Lab
Inference from Traces
When direct observation is impossible, you reconstruct behavior by reading the physical marks it left behind—patterns in traces reveal the choices that produced them.
Then check the pattern
A factory floor shows scuff marks concentrated near one machine but not others. What does the pattern most directly tell you?
Workers spent more time at that machine That machine is older than the others The floor material is weaker in that spot Workers preferred working at that machine
Answer: Workers spent more time at that machine. Concentrated wear marks mean repeated activity in that location—time spent. Age and floor material might contribute, but the clustering itself is evidence of where activity happened. Preference is a leap beyond what the marks show.
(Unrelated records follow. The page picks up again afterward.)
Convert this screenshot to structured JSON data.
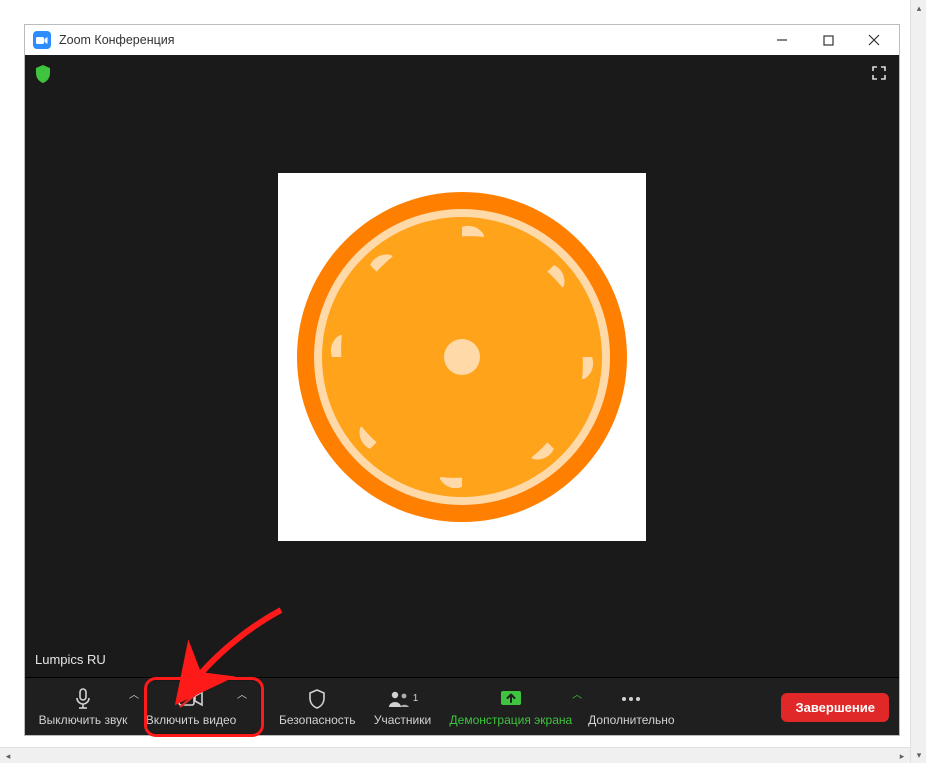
{
  "window": {
    "title": "Zoom Конференция"
  },
  "meeting": {
    "participant_name": "Lumpics RU"
  },
  "toolbar": {
    "mute": {
      "label": "Выключить звук"
    },
    "video": {
      "label": "Включить видео"
    },
    "security": {
      "label": "Безопасность"
    },
    "participants": {
      "label": "Участники",
      "count": "1"
    },
    "share": {
      "label": "Демонстрация экрана"
    },
    "more": {
      "label": "Дополнительно"
    },
    "end": {
      "label": "Завершение"
    }
  },
  "colors": {
    "accent": "#2d8cff",
    "share_green": "#3ec43e",
    "end_red": "#e02828",
    "highlight": "#ff1a1a"
  }
}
You find tool marks clustered on parts of an object but absent from others. What does the absence teach you?
Those parts were worked with a different tool Those parts weren't processed The tool couldn't reach those parts Those parts were already finished
Answer: Those parts weren't processed. No marks means no work happened there. The clustering shows selective effort—they worked some parts and skipped others. Different tools, reach limits, or prior finishing would still leave marks, just different ones.
Why does clustering of marks in high-value areas suggest planning rather than random work?
Random work would leave marks everywhere equally Planning always creates visible patterns High-value areas are easier to work Clustering proves they had a written plan
Answer: Random work would leave marks everywhere equally. If effort were unguided, marks would spread evenly across available surfaces. Clustering means selection—they evaluated and focused on specific parts. Planning doesn't require writing; it requires choosing where to spend effort based on expected return.
A set of cut marks runs shallow and parallel along a surface. What does the angle and depth pattern reveal?
The tool was dull The worker was inexperienced The task was removing material along the surface The surface was very hard
Answer: The task was removing material along the surface. Shallow parallel cuts mean the tool moved along the surface, not into it—stripping something off rather than cutting through. Dullness or hardness would show in effort marks or repeated passes, not in the angle. The pattern itself shows the motion, not the skill level.